Jon Rose's string orchestra accompanies Australian wire fence sounds at the Berlin club Naherholung Sternchen
Jon Rose's string orchestra accompanies Australian wire fence sounds at the Berlin club Naherholung SternchenImage: Stuart Braun

A musical laboratory

This isn't just a scene but, in Majkowski's words, "a laboratory," an "open forum for exchange." It is welcoming and collaborative because most have come to Berlin from elsewhere and for similar reasons.

I recently witnessed an 11-piece string orchestra accompany a composition by Jon Rose in which he drives his fiddler's bow across warped wire fences in the Australian outback. In a former meeting room for East German politicians, the string ensemble got together for the first time only an hour before the show, yet accompanied Rose's bizarre, screeching metal desert symphony, which was projected on the back wall, with disarming precision. The basement room of a Stalinist high-rise was jammed. Majkowski was one of four double bass players.

Such inspiring performances started to become run-of-the-mill on my musical explorations around Berlin. I went back to Ausland days later to watch Russian sound poet Valeri Scherstjanoi, who moved to East Berlin in 1979. With only his mouth and lungs, he performed aural calisthenics on the stage, a cacophony of lyrics and guttural utterances inspired by the Dadaists and Futurists. It was compelling - and strangely accessible.

New sounds

In Neukölln, Berlin's du jour artistic frontier, experimental music venues seem to be sprouting daily in shop fronts and basements. Sowieso, Heisenberg, NK, an artist-run sound arts space, and O Tannenbaum, a smoky DJ bar doubling as an improv music incubator, are just a few.

I wander into O Tannenbaum one night and am transfixed by a piece of extreme musical minimalism, a series of tonal drones from wind, string and electronic instruments interspersed with long silences. It's hot inside, but the generous crowd is focused and unmoving.

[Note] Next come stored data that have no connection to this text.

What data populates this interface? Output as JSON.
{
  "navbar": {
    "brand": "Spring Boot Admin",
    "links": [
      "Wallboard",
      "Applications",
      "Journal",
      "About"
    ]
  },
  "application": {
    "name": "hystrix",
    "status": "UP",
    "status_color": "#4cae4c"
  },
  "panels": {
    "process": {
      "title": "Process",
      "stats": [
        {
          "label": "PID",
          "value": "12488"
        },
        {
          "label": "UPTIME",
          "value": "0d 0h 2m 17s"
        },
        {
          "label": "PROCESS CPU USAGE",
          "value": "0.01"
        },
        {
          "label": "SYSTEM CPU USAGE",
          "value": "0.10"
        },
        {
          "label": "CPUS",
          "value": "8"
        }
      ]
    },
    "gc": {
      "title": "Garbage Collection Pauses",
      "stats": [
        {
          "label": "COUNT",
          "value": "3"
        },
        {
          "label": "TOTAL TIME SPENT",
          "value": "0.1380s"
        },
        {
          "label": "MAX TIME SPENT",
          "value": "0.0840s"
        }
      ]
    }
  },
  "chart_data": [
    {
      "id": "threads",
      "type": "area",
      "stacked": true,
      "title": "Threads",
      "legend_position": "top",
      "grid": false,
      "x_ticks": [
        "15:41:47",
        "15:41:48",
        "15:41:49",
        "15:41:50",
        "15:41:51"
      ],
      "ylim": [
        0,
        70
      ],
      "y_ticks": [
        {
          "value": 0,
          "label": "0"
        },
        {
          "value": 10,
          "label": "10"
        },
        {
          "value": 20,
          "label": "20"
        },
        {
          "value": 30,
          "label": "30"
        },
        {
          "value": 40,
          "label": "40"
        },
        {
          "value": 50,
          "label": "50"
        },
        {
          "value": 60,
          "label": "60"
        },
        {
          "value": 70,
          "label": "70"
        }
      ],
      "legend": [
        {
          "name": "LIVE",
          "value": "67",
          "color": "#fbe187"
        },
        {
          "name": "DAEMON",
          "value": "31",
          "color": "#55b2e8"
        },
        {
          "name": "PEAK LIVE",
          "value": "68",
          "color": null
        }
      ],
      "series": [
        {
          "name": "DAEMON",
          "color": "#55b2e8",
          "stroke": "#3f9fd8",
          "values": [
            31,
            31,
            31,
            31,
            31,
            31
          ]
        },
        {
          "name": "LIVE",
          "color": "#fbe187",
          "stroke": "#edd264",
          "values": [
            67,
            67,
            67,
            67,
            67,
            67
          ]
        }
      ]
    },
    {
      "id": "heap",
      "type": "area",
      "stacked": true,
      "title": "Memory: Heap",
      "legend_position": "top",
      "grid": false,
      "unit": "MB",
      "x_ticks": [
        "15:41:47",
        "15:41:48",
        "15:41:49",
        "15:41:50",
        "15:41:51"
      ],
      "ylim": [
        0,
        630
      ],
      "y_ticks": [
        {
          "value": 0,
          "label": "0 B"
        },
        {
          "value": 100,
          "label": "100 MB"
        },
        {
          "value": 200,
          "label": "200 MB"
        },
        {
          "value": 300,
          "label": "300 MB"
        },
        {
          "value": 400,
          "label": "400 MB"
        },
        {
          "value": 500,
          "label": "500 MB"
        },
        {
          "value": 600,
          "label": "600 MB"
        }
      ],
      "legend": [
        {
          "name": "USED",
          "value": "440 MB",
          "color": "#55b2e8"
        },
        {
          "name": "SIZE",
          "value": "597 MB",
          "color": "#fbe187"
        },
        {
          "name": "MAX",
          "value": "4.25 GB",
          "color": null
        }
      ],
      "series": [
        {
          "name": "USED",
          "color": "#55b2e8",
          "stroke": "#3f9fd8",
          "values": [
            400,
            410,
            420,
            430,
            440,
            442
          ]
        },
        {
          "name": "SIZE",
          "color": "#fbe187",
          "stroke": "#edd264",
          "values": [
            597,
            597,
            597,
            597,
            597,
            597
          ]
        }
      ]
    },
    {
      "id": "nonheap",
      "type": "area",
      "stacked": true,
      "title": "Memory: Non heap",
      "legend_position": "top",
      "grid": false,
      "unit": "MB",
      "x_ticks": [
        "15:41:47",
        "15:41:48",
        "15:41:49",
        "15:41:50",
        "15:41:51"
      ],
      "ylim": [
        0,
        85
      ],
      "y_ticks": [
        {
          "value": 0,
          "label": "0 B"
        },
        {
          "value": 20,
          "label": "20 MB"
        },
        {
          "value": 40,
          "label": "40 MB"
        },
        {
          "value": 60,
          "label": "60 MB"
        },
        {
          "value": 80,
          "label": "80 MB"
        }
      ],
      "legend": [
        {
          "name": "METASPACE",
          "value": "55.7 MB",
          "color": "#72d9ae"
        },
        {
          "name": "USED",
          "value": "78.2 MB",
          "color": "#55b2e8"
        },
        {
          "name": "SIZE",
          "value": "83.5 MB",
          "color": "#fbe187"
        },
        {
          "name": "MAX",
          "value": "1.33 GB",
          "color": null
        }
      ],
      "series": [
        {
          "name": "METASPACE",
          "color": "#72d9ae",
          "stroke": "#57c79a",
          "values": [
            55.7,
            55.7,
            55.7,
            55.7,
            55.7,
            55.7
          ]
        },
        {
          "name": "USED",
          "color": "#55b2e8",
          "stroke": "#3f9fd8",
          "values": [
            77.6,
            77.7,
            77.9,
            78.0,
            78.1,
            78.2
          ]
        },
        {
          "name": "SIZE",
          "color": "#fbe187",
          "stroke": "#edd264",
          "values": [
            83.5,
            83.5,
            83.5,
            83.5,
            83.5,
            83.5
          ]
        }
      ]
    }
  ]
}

Bass clarinettist that night, Lucio Capece, who first came to Berlin from Argentina via Paris a decade ago, tells me the experimental scene is booming; plus it's more open, fun and less purist these days. Typically, Capece nurtures his sound in Berlin and then branches out across Europe, playing with big names like Finish electronic music pioneer Vladislav Delay.

Tony Buck and Jon Rose once ran the Exiles Festival for experimental and improvised music in Berlin dedicated to the "internationally and musically displaced." It was all about people with diverse national and artistic origins expressing themselves with complete musical freedom in Berlin. The festival stopped in 2008. I suppose it became obsolete, as Berlin's thriving improv scene has become a kind of spontaneous, self-perpetuating experimental music festival.